A certain disease occurs in 4% of the population. A blood test for this disease shows a false positive 12% of the time. That means a test will show positive given that the person does not have the disease. What is the probability that a person tests positive but does not have the disease?
Note: The answer is 0.1152, but I don't know how they get it. Please help me and show the steps please. Thanks.
.12 times .96
false positive times % who don't have the disease.

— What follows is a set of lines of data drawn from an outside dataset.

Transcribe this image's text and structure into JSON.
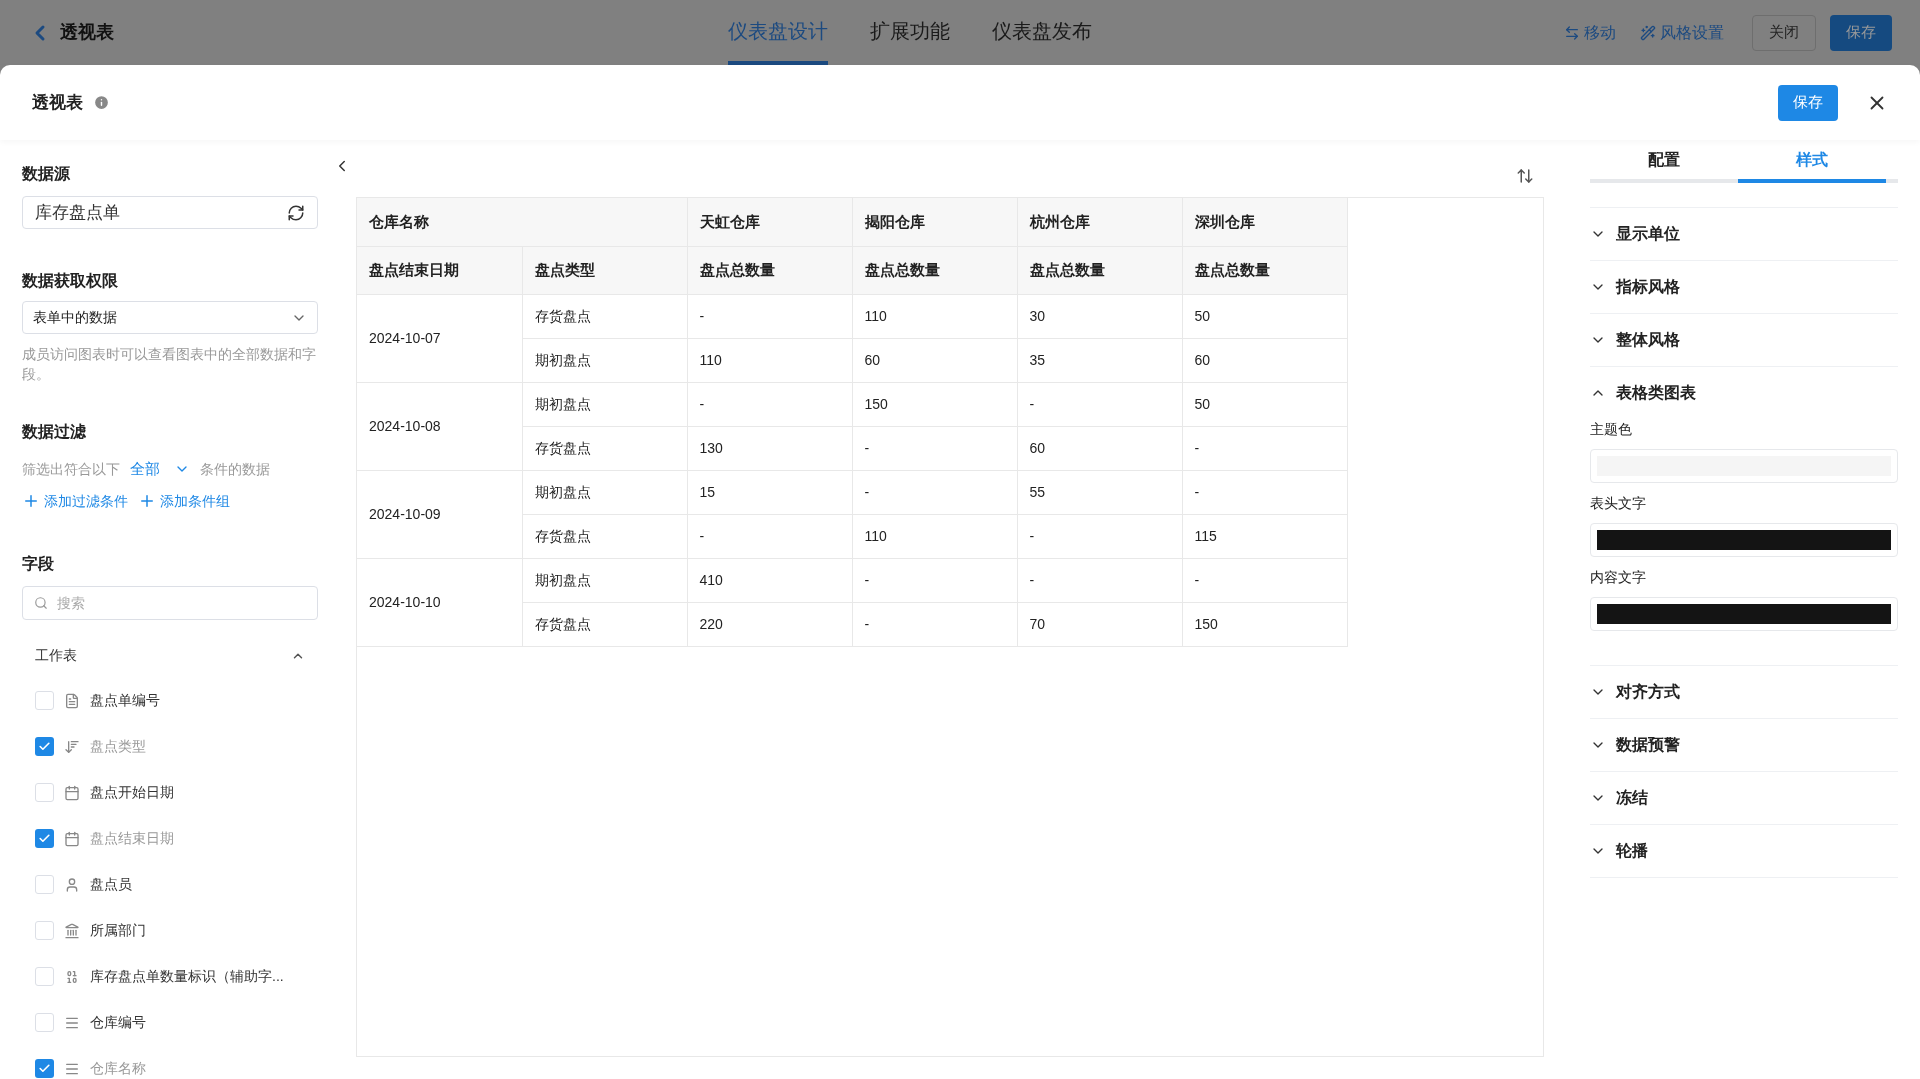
{
  "top_bar": {
    "title": "透视表",
    "tabs": [
      {
        "label": "仪表盘设计",
        "selected": true
      },
      {
        "label": "扩展功能",
        "selected": false
      },
      {
        "label": "仪表盘发布",
        "selected": false
      }
    ],
    "actions": [
      {
        "label": "移动",
        "kind": "move"
      },
      {
        "label": "风格设置",
        "kind": "style"
      }
    ],
    "buttons": [
      {
        "label": "关闭",
        "kind": "outline"
      },
      {
        "label": "保存",
        "kind": "primary"
      }
    ]
  },
  "dialog": {
    "title": "透视表",
    "save_label": "保存"
  },
  "left_panel": {
    "data_source": {
      "label": "数据源",
      "value": "库存盘点单"
    },
    "permission": {
      "label": "数据获取权限",
      "value": "表单中的数据",
      "hint": "成员访问图表时可以查看图表中的全部数据和字段。"
    },
    "filter": {
      "label": "数据过滤",
      "prefix": "筛选出符合以下",
      "mode": "全部",
      "suffix": "条件的数据",
      "links": [
        "添加过滤条件",
        "添加条件组"
      ]
    },
    "fields": {
      "label": "字段",
      "placeholder": "搜索",
      "group": {
        "label": "工作表",
        "expanded": true
      },
      "items": [
        {
          "label": "盘点单编号",
          "kind": "text",
          "checked": false
        },
        {
          "label": "盘点类型",
          "kind": "sort",
          "checked": true
        },
        {
          "label": "盘点开始日期",
          "kind": "date",
          "checked": false
        },
        {
          "label": "盘点结束日期",
          "kind": "date",
          "checked": true
        },
        {
          "label": "盘点员",
          "kind": "person",
          "checked": false
        },
        {
          "label": "所属部门",
          "kind": "department",
          "checked": false
        },
        {
          "label": "库存盘点单数量标识（辅助字...",
          "kind": "number",
          "checked": false
        },
        {
          "label": "仓库编号",
          "kind": "lines",
          "checked": false
        },
        {
          "label": "仓库名称",
          "kind": "lines",
          "checked": true
        }
      ]
    }
  },
  "table": {
    "column_header": "仓库名称",
    "warehouses": [
      "天虹仓库",
      "揭阳仓库",
      "杭州仓库",
      "深圳仓库"
    ],
    "row_headers": [
      "盘点结束日期",
      "盘点类型"
    ],
    "measures": [
      "盘点总数量",
      "盘点总数量",
      "盘点总数量",
      "盘点总数量"
    ],
    "groups": [
      {
        "date": "2024-10-07",
        "rows": [
          {
            "type": "存货盘点",
            "values": [
              "-",
              "110",
              "30",
              "50"
            ]
          },
          {
            "type": "期初盘点",
            "values": [
              "110",
              "60",
              "35",
              "60"
            ]
          }
        ]
      },
      {
        "date": "2024-10-08",
        "rows": [
          {
            "type": "期初盘点",
            "values": [
              "-",
              "150",
              "-",
              "50"
            ]
          },
          {
            "type": "存货盘点",
            "values": [
              "130",
              "-",
              "60",
              "-"
            ]
          }
        ]
      },
      {
        "date": "2024-10-09",
        "rows": [
          {
            "type": "期初盘点",
            "values": [
              "15",
              "-",
              "55",
              "-"
            ]
          },
          {
            "type": "存货盘点",
            "values": [
              "-",
              "110",
              "-",
              "115"
            ]
          }
        ]
      },
      {
        "date": "2024-10-10",
        "rows": [
          {
            "type": "期初盘点",
            "values": [
              "410",
              "-",
              "-",
              "-"
            ]
          },
          {
            "type": "存货盘点",
            "values": [
              "220",
              "-",
              "70",
              "150"
            ]
          }
        ]
      }
    ]
  },
  "right_panel": {
    "tabs": [
      {
        "label": "配置",
        "selected": false
      },
      {
        "label": "样式",
        "selected": true
      }
    ],
    "sections": [
      {
        "label": "显示单位",
        "expanded": false
      },
      {
        "label": "指标风格",
        "expanded": false
      },
      {
        "label": "整体风格",
        "expanded": false
      },
      {
        "label": "表格类图表",
        "expanded": true,
        "colors": [
          {
            "label": "主题色",
            "color": "#f5f5f5"
          },
          {
            "label": "表头文字",
            "color": "#141414"
          },
          {
            "label": "内容文字",
            "color": "#141414"
          }
        ]
      },
      {
        "label": "对齐方式",
        "expanded": false
      },
      {
        "label": "数据预警",
        "expanded": false
      },
      {
        "label": "冻结",
        "expanded": false
      },
      {
        "label": "轮播",
        "expanded": false
      }
    ]
  }
}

To solve this problem, we can use Bayes' theorem. Bayes' theorem allows us to calculate the probability of an event, given some prior information.
Let's define the events:
A = person has the disease
B = person tests positive
We are given the following probabilities:
P(A) = 0.04 (probability of having the disease)

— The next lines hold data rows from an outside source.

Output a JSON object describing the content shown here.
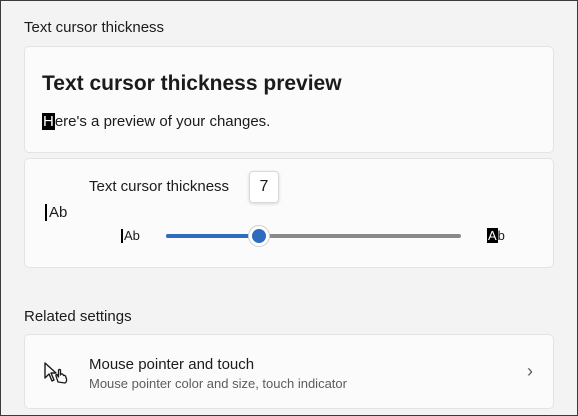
{
  "section": {
    "title": "Text cursor thickness"
  },
  "preview": {
    "heading": "Text cursor thickness preview",
    "text_first_char": "H",
    "text_rest": "ere's a preview of your changes."
  },
  "slider": {
    "label": "Text cursor thickness",
    "value": "7",
    "min": 1,
    "max": 20,
    "current": 7,
    "icon_main": "Ab",
    "min_label": "Ab",
    "max_label_highlight": "A",
    "max_label_rest": "b",
    "accent": "#2f6cc0"
  },
  "related": {
    "title": "Related settings",
    "items": [
      {
        "title": "Mouse pointer and touch",
        "subtitle": "Mouse pointer color and size, touch indicator",
        "icon": "mouse-pointer-touch-icon"
      }
    ]
  }
}
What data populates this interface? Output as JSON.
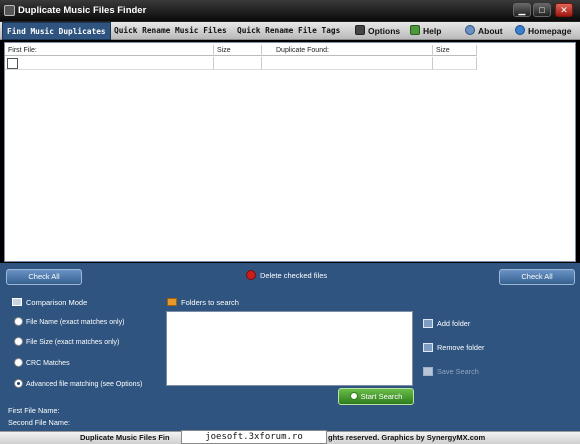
{
  "window": {
    "title": "Duplicate Music Files Finder",
    "controls": {
      "minimize": "▁",
      "maximize": "□",
      "close": "✕"
    }
  },
  "menu": {
    "tabs": [
      {
        "label": "Find Music Duplicates",
        "active": true
      },
      {
        "label": "Quick Rename Music Files",
        "active": false
      },
      {
        "label": "Quick Rename File Tags",
        "active": false
      }
    ],
    "items": [
      {
        "label": "Options",
        "icon": "options-icon"
      },
      {
        "label": "Help",
        "icon": "help-book-icon"
      },
      {
        "label": "About",
        "icon": "about-gear-icon"
      },
      {
        "label": "Homepage",
        "icon": "globe-icon"
      }
    ]
  },
  "results_table": {
    "columns": [
      "First File:",
      "Size",
      "Duplicate Found:",
      "Size"
    ]
  },
  "actions": {
    "check_all_left": "Check All",
    "delete_checked": "Delete checked files",
    "check_all_right": "Check All"
  },
  "comparison": {
    "title": "Comparison Mode",
    "options": [
      {
        "label": "File Name (exact matches only)",
        "selected": false
      },
      {
        "label": "File Size (exact matches only)",
        "selected": false
      },
      {
        "label": "CRC Matches",
        "selected": false
      },
      {
        "label": "Advanced file matching (see Options)",
        "selected": true
      }
    ]
  },
  "folders": {
    "title": "Folders to search",
    "add": "Add folder",
    "remove": "Remove folder",
    "save": "Save Search",
    "start": "Start Search"
  },
  "file_info": {
    "first_label": "First File Name:",
    "second_label": "Second File Name:"
  },
  "status": {
    "left_text": "Duplicate Music Files Fin",
    "right_text": "ghts reserved. Graphics by SynergyMX.com",
    "overlay_text": "joesoft.3xforum.ro"
  },
  "colors": {
    "panel_blue": "#2f547f",
    "button_blue": "#4f7fb6",
    "start_green": "#3f9a2a",
    "delete_red": "#c81e1e"
  }
}
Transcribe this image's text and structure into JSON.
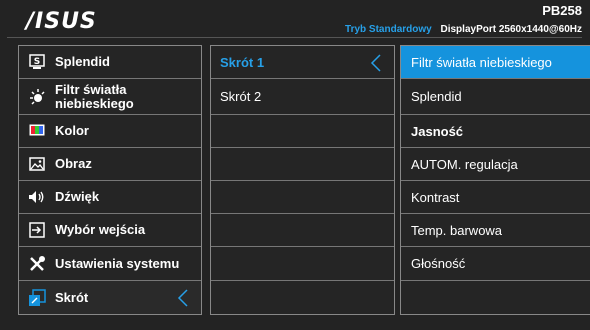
{
  "header": {
    "logo": "/ISUS",
    "model": "PB258",
    "mode": "Tryb Standardowy",
    "port": "DisplayPort  2560x1440@60Hz"
  },
  "menu": [
    {
      "label": "Splendid",
      "icon": "splendid-icon"
    },
    {
      "label": "Filtr światła niebieskiego",
      "icon": "bluelight-icon"
    },
    {
      "label": "Kolor",
      "icon": "color-icon"
    },
    {
      "label": "Obraz",
      "icon": "image-icon"
    },
    {
      "label": "Dźwięk",
      "icon": "speaker-icon"
    },
    {
      "label": "Wybór wejścia",
      "icon": "input-icon"
    },
    {
      "label": "Ustawienia systemu",
      "icon": "tools-icon"
    },
    {
      "label": "Skrót",
      "icon": "shortcut-icon"
    }
  ],
  "shortcuts": {
    "items": [
      "Skrót 1",
      "Skrót 2",
      "",
      "",
      "",
      "",
      "",
      ""
    ],
    "active_index": 0
  },
  "options": {
    "items": [
      "Filtr światła niebieskiego",
      "Splendid",
      "Jasność",
      "AUTOM. regulacja",
      "Kontrast",
      "Temp. barwowa",
      "Głośność",
      ""
    ],
    "highlight_index": 0,
    "bold_index": 2
  },
  "colors": {
    "accent": "#1593dd",
    "active_text": "#27a0e8",
    "background": "#232323"
  }
}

P(B|A') = 0.12 (probability of testing positive given that the person does not have the disease)
We want to find the probability of a person testing positive but not having the disease, represented as P(A'|B).
Using Bayes' theorem, we have:
P(A'|B) = (P(B|A') * P(A')) / P(B)
Now let's calculate each term:
1. P(B|A'): This is given as 0.12.
2. P(A'): This is the complement of P(A), which means 1 - P(A). Since P(A) is 0.04, P(A') = 1 - 0.04 = 0.96.
3. P(B): To calculate this, we need to consider the two possible situations: a person can test positive and actually have the disease (A and B), or a person can test positive without having the disease (A' and B).
P(B) = P(A and B) + P(A' and B)
P(A and B): This is the probability of having the disease multiplied by the probability of testing positive given that the person has the disease.
P(A and B) = P(A) * P(B|A) = 0.04 * 1 = 0.04
P(A' and B): This is the probability of not having the disease multiplied by the probability of testing positive given that the person does not have the disease.
P(A' and B) = P(A') * P(B|A') = 0.96 * 0.12 = 0.1152
Now we can calculate P(B):
P(B) = P(A and B) + P(A' and B) = 0.04 + 0.1152 = 0.1552
Finally, we can substitute these values into the formula for P(A'|B):
P(A'|B) = (P(B|A') * P(A')) / P(B) = (0.12 * 0.96) / 0.1552 = 0.1152
Therefore, the probability that a person tests positive but does not have the disease is 0.1152.